= Brahmakshatriya =

Combination of Hindu social class

- In the Hindu varna system, Brahmakshatriya may refer to a Brahmin who pursues royalty, and hence concurrently adopts the Kshatriya varna.
- Progeny of Brahmin father and Kshatriya mother.

==Brahmakshatriya dynasties==
- Sena Dynasty: The founder of the Sena rule was Samantasena who described himself as a Brahma-Kshatriya of Karnataka (Karnataka). He stated that he "singly slaughtered the wicked robbers of the wealth of Karnata (i.e., Karnataka)". The inscriptions of the Sena kings mention them as Brahma-Kshatriyas (Brahmins who ruled as Kshatriyas) or Kshatriyas.

== In Kerala ==
In Kerala, only the sons of a Nambuthiri father and a Kshatriya mother were recognized as Brahmakshatriya by the Nambuthiri Brahmins, while the son of a Brahmakshatriya father and a non-Kshatriya mother was regarded as non-Kshatriya.
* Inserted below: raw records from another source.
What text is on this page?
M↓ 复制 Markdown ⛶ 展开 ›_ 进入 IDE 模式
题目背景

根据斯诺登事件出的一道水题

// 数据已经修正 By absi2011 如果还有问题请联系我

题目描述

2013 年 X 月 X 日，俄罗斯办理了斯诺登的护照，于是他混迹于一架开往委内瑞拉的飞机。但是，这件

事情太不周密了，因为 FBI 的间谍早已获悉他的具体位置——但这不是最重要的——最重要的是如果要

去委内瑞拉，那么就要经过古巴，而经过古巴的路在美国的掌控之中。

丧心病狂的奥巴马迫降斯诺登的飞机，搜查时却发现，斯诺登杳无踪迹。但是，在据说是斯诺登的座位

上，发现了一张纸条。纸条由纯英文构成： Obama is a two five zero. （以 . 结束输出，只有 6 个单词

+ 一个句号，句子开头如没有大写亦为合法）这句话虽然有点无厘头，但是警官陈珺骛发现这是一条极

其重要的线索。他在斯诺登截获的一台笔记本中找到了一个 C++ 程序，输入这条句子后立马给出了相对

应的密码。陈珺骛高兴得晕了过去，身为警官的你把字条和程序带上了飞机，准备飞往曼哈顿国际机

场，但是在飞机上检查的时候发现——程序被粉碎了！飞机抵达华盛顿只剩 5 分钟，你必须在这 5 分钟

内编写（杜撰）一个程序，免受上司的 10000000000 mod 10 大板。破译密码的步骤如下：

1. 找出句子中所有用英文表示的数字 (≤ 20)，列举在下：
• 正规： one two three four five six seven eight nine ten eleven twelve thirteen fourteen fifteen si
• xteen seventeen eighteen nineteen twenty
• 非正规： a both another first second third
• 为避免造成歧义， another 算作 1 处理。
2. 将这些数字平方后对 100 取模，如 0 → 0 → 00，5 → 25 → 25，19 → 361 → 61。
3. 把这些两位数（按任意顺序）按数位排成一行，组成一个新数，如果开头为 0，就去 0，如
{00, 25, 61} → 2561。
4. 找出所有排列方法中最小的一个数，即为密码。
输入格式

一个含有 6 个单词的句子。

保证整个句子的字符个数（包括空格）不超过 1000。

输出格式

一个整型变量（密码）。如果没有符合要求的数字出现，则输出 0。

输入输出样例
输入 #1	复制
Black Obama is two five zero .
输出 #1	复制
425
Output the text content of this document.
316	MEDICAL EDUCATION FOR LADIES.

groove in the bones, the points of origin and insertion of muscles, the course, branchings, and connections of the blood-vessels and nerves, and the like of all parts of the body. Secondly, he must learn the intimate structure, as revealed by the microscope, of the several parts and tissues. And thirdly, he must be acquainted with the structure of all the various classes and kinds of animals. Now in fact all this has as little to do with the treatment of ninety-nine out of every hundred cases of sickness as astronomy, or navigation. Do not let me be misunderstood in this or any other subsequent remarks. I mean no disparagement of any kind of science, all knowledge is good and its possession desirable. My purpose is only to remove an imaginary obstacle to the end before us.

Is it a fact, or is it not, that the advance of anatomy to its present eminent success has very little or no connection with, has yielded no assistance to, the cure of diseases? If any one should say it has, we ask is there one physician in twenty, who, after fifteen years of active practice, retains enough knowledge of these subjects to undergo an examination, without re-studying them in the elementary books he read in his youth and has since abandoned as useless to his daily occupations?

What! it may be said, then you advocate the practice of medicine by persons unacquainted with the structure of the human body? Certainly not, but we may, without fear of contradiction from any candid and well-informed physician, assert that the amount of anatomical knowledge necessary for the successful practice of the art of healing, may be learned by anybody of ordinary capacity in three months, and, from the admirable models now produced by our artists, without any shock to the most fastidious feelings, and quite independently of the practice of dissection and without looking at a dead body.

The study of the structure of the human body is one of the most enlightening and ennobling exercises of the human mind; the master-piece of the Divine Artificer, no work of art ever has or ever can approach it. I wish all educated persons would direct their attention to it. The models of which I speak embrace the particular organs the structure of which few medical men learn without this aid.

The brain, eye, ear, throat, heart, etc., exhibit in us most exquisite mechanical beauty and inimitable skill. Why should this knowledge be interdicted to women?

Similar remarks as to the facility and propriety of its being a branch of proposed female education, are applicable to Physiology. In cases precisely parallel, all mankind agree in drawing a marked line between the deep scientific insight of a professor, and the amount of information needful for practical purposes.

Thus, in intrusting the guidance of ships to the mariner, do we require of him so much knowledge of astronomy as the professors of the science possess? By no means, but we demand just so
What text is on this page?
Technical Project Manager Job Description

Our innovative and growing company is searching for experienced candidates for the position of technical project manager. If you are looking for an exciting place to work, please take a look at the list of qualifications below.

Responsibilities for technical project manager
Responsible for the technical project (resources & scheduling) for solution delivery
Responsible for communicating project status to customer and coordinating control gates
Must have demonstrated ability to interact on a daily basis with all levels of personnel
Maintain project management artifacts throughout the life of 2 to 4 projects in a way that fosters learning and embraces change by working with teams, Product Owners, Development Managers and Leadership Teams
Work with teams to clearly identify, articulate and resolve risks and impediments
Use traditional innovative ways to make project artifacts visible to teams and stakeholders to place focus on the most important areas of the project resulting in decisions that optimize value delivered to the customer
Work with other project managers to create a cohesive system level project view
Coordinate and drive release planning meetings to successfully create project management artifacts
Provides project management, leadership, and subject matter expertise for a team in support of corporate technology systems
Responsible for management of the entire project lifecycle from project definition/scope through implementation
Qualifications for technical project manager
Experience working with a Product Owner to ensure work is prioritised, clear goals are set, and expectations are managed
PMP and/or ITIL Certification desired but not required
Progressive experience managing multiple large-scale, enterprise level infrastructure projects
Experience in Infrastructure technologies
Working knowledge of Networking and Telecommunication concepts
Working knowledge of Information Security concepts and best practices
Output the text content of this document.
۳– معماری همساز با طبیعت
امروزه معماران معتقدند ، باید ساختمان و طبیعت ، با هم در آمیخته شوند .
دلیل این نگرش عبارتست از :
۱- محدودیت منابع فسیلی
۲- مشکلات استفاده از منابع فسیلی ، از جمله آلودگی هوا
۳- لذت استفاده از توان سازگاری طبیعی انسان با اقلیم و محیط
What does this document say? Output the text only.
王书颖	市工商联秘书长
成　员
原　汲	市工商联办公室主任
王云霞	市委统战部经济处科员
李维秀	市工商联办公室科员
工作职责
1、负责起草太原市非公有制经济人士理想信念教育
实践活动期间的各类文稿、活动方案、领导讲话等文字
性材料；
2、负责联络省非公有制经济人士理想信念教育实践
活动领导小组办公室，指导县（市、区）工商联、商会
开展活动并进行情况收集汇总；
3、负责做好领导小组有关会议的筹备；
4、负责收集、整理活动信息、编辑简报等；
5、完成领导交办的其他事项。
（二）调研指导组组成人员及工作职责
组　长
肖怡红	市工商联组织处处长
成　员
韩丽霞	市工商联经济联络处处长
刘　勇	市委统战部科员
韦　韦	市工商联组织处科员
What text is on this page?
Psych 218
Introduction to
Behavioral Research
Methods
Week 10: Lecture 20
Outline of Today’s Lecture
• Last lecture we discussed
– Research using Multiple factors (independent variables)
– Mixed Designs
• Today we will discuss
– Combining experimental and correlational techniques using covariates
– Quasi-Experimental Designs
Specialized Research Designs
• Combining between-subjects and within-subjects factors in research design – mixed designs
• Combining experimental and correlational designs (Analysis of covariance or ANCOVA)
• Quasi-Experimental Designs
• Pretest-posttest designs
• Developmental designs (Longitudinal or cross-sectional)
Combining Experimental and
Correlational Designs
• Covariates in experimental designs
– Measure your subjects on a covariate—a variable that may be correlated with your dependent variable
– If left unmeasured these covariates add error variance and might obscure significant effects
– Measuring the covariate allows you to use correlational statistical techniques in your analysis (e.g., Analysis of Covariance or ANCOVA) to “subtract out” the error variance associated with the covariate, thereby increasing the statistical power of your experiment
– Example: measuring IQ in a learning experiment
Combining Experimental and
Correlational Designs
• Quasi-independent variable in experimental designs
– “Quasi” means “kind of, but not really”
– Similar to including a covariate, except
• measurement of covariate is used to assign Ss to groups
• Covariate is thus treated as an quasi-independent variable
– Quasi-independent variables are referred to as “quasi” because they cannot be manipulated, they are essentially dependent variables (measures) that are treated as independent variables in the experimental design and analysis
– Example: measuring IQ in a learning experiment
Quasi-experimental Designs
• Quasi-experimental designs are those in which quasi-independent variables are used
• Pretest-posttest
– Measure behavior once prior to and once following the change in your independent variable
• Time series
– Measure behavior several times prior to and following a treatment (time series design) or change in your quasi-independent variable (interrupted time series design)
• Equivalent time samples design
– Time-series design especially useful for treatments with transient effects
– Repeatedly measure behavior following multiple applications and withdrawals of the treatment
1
The Nambudiri Brahmins and Samantha Arasu Ballalas of Kasaragod are examples of Brahmkshatriyas by descent, while the Nambiathiri and Nambidi sect of Nambudiri Brahmins are Brahmkshatriyas by adopting a martial tradition.

== In Gujarat ==
In Gujarat, the Brahmakshatriyas as a community exists that bears cross caste identity. They are generally considered as a writer caste. Nagar Thatta is believed to be their original home, from where they came to Kutch around 400 years ago and were called Kutchi Brahmakshatriya and then into Ahmedabad which are called Gujarati Brahmakshatriyas.